24. “I underestimated his intelligence, but he underestimated the power of organic crystallography.”

25. The Zygons aren’t only visually based on human embryos, they live off milk, like human infants.

26. Quite how they milk the Skarasen, however, we don’t know. Nor do we want to know.

27. The underwater and stop-motion Skarasen are surprisingly good.

28. The puppetry is considerably less effective, particularly the bits where it emerges from the Thames.

29. The Skarasen apparently follows an underground river from Loch Ness to a small loch near the village, and then has to travel overland, meaning that the villagers may well have been gassed on 5 previous occasions without any of them noticing.

30. The whole story, Loch Ness Monster included, is really very The Avengers. Just substitute “secret agents” for Zygons, and you’re there.

31. It’s also not a million miles from “The Android Invasion.” Just substitute human-impersonating androids for human-impersonating aliens, and you’re there.

32. While the depth-charging of the lake bottom as the spaceship rises appears to have been inspired by the episode of UFO entitled “Reflections in the Water.”

33. Apparently the Duke’s manservant is an expert at tossing the caber. We’ll just let that one sink in for a bit.

34. One of the antique volumes Sarah chooses from the Duke of Forgill’s library has mildew on the pages. Perhaps if the Duke’s manservant spent less time tossing his caber and a bit more time housekeeping, things like this could be avoided.

35. Why do aliens always complain about having to take human form? Q.v. the Rutan in “The Horror of Fang Rock.”

36. So the oil rig destruction which brought UNIT to the area in the first place was only intended as a trial of strength for the Skarasen? You’d think they could have found something less likely to bring down the local authorities.

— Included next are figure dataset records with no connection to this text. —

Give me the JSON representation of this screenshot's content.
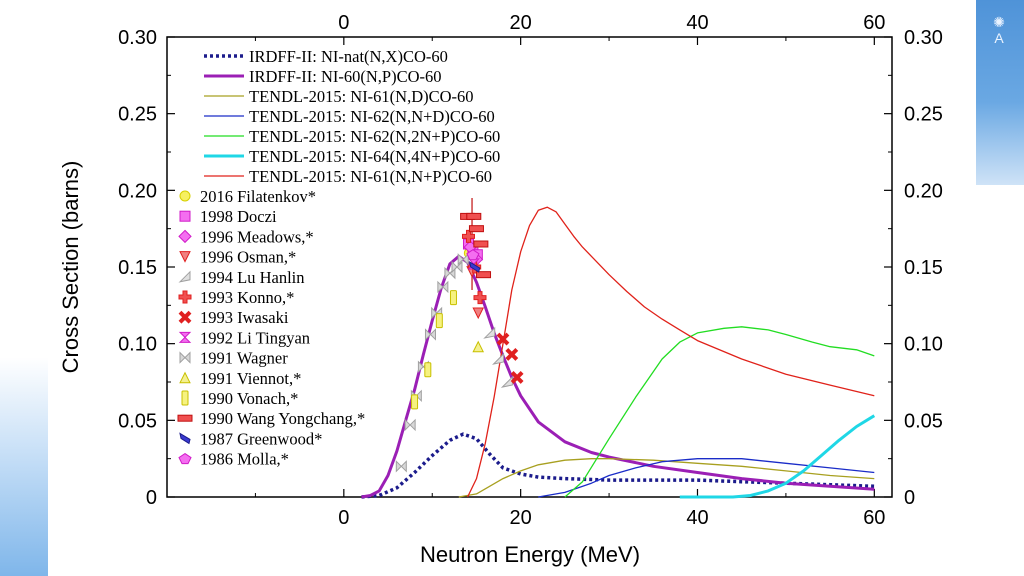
{
  "chart_data": {
    "type": "line",
    "xlabel": "Neutron Energy (MeV)",
    "ylabel": "Cross Section (barns)",
    "xlim": [
      -20,
      62
    ],
    "ylim": [
      0,
      0.3
    ],
    "x_ticks": [
      0,
      20,
      40,
      60
    ],
    "x_tick_labels": [
      "0",
      "20",
      "40",
      "60"
    ],
    "y_ticks": [
      0,
      0.05,
      0.1,
      0.15,
      0.2,
      0.25,
      0.3
    ],
    "y_tick_labels": [
      "0",
      "0.05",
      "0.10",
      "0.15",
      "0.20",
      "0.25",
      "0.30"
    ],
    "series": [
      {
        "name": "IRDFF-II: NI-nat(N,X)CO-60",
        "color": "#1c1c8c",
        "style": "dotted",
        "x": [
          2,
          4,
          6,
          8,
          10,
          12,
          13.5,
          15,
          16.5,
          18,
          20,
          22,
          25,
          30,
          35,
          40,
          45,
          50,
          55,
          60
        ],
        "y": [
          0,
          0.001,
          0.006,
          0.016,
          0.027,
          0.037,
          0.041,
          0.038,
          0.028,
          0.019,
          0.015,
          0.013,
          0.012,
          0.011,
          0.011,
          0.011,
          0.01,
          0.009,
          0.008,
          0.007
        ]
      },
      {
        "name": "IRDFF-II: NI-60(N,P)CO-60",
        "color": "#9b1fb5",
        "style": "thick",
        "x": [
          2,
          3,
          4,
          5,
          6,
          7,
          8,
          9,
          10,
          11,
          12,
          13,
          14,
          15,
          16,
          17,
          18,
          19,
          20,
          22,
          25,
          28,
          30,
          35,
          40,
          45,
          50,
          55,
          60
        ],
        "y": [
          0,
          0.001,
          0.004,
          0.014,
          0.03,
          0.05,
          0.07,
          0.093,
          0.115,
          0.136,
          0.152,
          0.157,
          0.153,
          0.14,
          0.124,
          0.107,
          0.092,
          0.078,
          0.066,
          0.049,
          0.036,
          0.029,
          0.026,
          0.02,
          0.016,
          0.012,
          0.009,
          0.007,
          0.005
        ]
      },
      {
        "name": "TENDL-2015: NI-61(N,D)CO-60",
        "color": "#a8a020",
        "style": "solid",
        "x": [
          13,
          15,
          18,
          20,
          22,
          25,
          28,
          30,
          35,
          40,
          45,
          50,
          55,
          60
        ],
        "y": [
          0,
          0.002,
          0.012,
          0.017,
          0.021,
          0.024,
          0.025,
          0.025,
          0.024,
          0.022,
          0.02,
          0.017,
          0.014,
          0.012
        ]
      },
      {
        "name": "TENDL-2015: NI-62(N,N+D)CO-60",
        "color": "#1a2cc8",
        "style": "solid",
        "x": [
          22,
          25,
          28,
          30,
          33,
          36,
          40,
          45,
          50,
          55,
          60
        ],
        "y": [
          0,
          0.003,
          0.009,
          0.014,
          0.019,
          0.023,
          0.025,
          0.025,
          0.022,
          0.019,
          0.016
        ]
      },
      {
        "name": "TENDL-2015: NI-62(N,2N+P)CO-60",
        "color": "#22dd22",
        "style": "solid",
        "x": [
          25,
          27,
          30,
          33,
          36,
          38,
          40,
          43,
          45,
          48,
          50,
          53,
          55,
          58,
          60
        ],
        "y": [
          0,
          0.01,
          0.038,
          0.065,
          0.09,
          0.101,
          0.107,
          0.11,
          0.111,
          0.109,
          0.106,
          0.101,
          0.098,
          0.096,
          0.092
        ]
      },
      {
        "name": "TENDL-2015: NI-64(N,4N+P)CO-60",
        "color": "#1fd7e6",
        "style": "thick",
        "x": [
          38,
          44,
          46,
          48,
          50,
          52,
          54,
          56,
          58,
          60
        ],
        "y": [
          0,
          0,
          0.001,
          0.004,
          0.009,
          0.017,
          0.027,
          0.037,
          0.046,
          0.053
        ]
      },
      {
        "name": "TENDL-2015: NI-61(N,N+P)CO-60",
        "color": "#e0221a",
        "style": "solid",
        "x": [
          14,
          15,
          16,
          17,
          18,
          19,
          20,
          21,
          22,
          23,
          24,
          25,
          26,
          27,
          28,
          30,
          32,
          34,
          36,
          38,
          40,
          45,
          50,
          55,
          60
        ],
        "y": [
          0,
          0.012,
          0.035,
          0.065,
          0.1,
          0.135,
          0.16,
          0.177,
          0.187,
          0.189,
          0.186,
          0.178,
          0.17,
          0.163,
          0.157,
          0.145,
          0.134,
          0.124,
          0.116,
          0.109,
          0.102,
          0.09,
          0.08,
          0.073,
          0.066
        ]
      }
    ],
    "experiments": [
      {
        "label": "2016 Filatenkov*",
        "marker": "circle",
        "color": "#d6d000",
        "fill": "#f6f060",
        "points": [
          [
            14.2,
            0.159
          ],
          [
            14.6,
            0.16
          ]
        ]
      },
      {
        "label": "1998 Doczi",
        "marker": "square",
        "color": "#d01cc8",
        "fill": "#f46ef0",
        "points": [
          [
            14.1,
            0.165
          ],
          [
            14.6,
            0.162
          ],
          [
            15.1,
            0.158
          ]
        ]
      },
      {
        "label": "1996 Meadows,*",
        "marker": "diamond",
        "color": "#d01cc8",
        "fill": "#f46ef0",
        "points": [
          [
            14.3,
            0.163
          ],
          [
            15.0,
            0.155
          ]
        ]
      },
      {
        "label": "1996 Osman,*",
        "marker": "tri-right",
        "color": "#e02020",
        "fill": "#f08080",
        "points": [
          [
            14.5,
            0.147
          ],
          [
            15.2,
            0.12
          ]
        ]
      },
      {
        "label": "1994 Lu Hanlin",
        "marker": "tri-diag",
        "color": "#a0a0a0",
        "fill": "#e0e0e0",
        "points": [
          [
            16.5,
            0.107
          ],
          [
            17.5,
            0.09
          ],
          [
            18.5,
            0.075
          ]
        ]
      },
      {
        "label": "1993 Konno,*",
        "marker": "cross",
        "color": "#e02020",
        "fill": "#f05050",
        "points": [
          [
            14.1,
            0.17
          ],
          [
            14.8,
            0.15
          ],
          [
            15.4,
            0.13
          ]
        ]
      },
      {
        "label": "1993 Iwasaki",
        "marker": "x-box",
        "color": "#e02020",
        "fill": "#f06a6a",
        "points": [
          [
            18.0,
            0.103
          ],
          [
            19.0,
            0.093
          ],
          [
            19.6,
            0.078
          ]
        ]
      },
      {
        "label": "1992 Li Tingyan",
        "marker": "hourglass",
        "color": "#d01cc8",
        "fill": "#f46ef0",
        "points": [
          [
            14.7,
            0.152
          ]
        ]
      },
      {
        "label": "1991 Wagner",
        "marker": "bowtie",
        "color": "#a0a0a0",
        "fill": "#d8d8d8",
        "points": [
          [
            6.5,
            0.02
          ],
          [
            7.5,
            0.047
          ],
          [
            8.2,
            0.066
          ],
          [
            9.0,
            0.085
          ],
          [
            9.8,
            0.106
          ],
          [
            10.5,
            0.12
          ],
          [
            11.2,
            0.137
          ],
          [
            12.0,
            0.146
          ],
          [
            12.8,
            0.15
          ],
          [
            13.5,
            0.155
          ]
        ]
      },
      {
        "label": "1991 Viennot,*",
        "marker": "tri-up",
        "color": "#c8c000",
        "fill": "#f4f090",
        "points": [
          [
            15.2,
            0.098
          ]
        ]
      },
      {
        "label": "1990 Vonach,*",
        "marker": "bar",
        "color": "#c8c000",
        "fill": "#f6f280",
        "points": [
          [
            8.0,
            0.062
          ],
          [
            9.5,
            0.083
          ],
          [
            10.8,
            0.115
          ],
          [
            12.4,
            0.13
          ]
        ]
      },
      {
        "label": "1990 Wang Yongchang,*",
        "marker": "hbar",
        "color": "#c01010",
        "fill": "#f05050",
        "points": [
          [
            14.0,
            0.183
          ],
          [
            14.7,
            0.183
          ],
          [
            15.0,
            0.175
          ],
          [
            15.5,
            0.165
          ],
          [
            15.8,
            0.145
          ]
        ]
      },
      {
        "label": "1987 Greenwood*",
        "marker": "leaf",
        "color": "#1c1c8c",
        "fill": "#3a3ad0",
        "points": [
          [
            14.8,
            0.15
          ]
        ]
      },
      {
        "label": "1986 Molla,*",
        "marker": "pentagon",
        "color": "#d01cc8",
        "fill": "#f46ef0",
        "points": [
          [
            14.6,
            0.158
          ]
        ]
      }
    ]
  },
  "branding": {
    "logo_letter": "A"
  }
}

37. The lead Zygon has a differently shaped head to the others.

38. Yet again, refugees are presented as evil, grasping invaders, as Doctor Who shamelessly courts the Daily Mail political demographic.

39. Lethbridge-Stewart’s phone call clearly indicates that there’s a female Prime Minister at this point in the Doctor Who universe. While some have tried to argue that this can’t be Thatcher, her order that his actions should be “discreet and resolute” sounds decidedly familiar.

40. Nicholas Courtney’s bald spot is unfortunately visible in a number of shots.

41. The Zygon ship interior is also well done, and a nice respite from the usual generic alien spaceship interior, all white walls, computers and blinking lights.

42. When Sarah announces that the Duke is President of the Scottish Energy Commission, the Duke remarks “that’s right, I am!” as if it’s only just occurred to him.

43. The Duke is also Chieftain of the Antlers Association and Trustee of the Golden Haggis Lucky Dip.

44. In the BBC bar, Nicholas Courtney suggested to Philip Hinchcliffe that they kill off the Brigadier. Had Hinchcliffe taken him up on his offer, audiences would have been spared “Mawdryn Undead” and “Battlefield.”

45. The Zygon plan is to attack an energy conference in London with the Loch Ness Monster, and this will somehow make the whole world their bitch. Talk about style over content.

46. Not really relevant to the story, but anybody who thinks carbon reduction measures are a waste of time should check out the contemporary mid-Seventies shot of a soot-blackened Houses of Parliament.

47. The incidental music was composed by Geoffrey Burgan, although the regular composer for Doctor Who in this period was Dudley Simpson.

48. The last time Douglas Camfield had used Dudley Simpson as composer was in 1964, on “Planet of Giants.” According to Simpson, at a subsequent dinner party, Camfield asked Simpson what he earned as a composer of incidental music, and, on hearing the answer, never employed him again.

49. The Doctor uses Pertwee’s key to open the TARDIS.

50. At the end of the story, the Doctor announces that the Skarasen has returned to Loch Ness, “the only home it knows.” No doubt causing huge consternation in the process as it stomps through a Highland village whose inhabitants have not, on this occasion, been rendered senseless by nerve gas.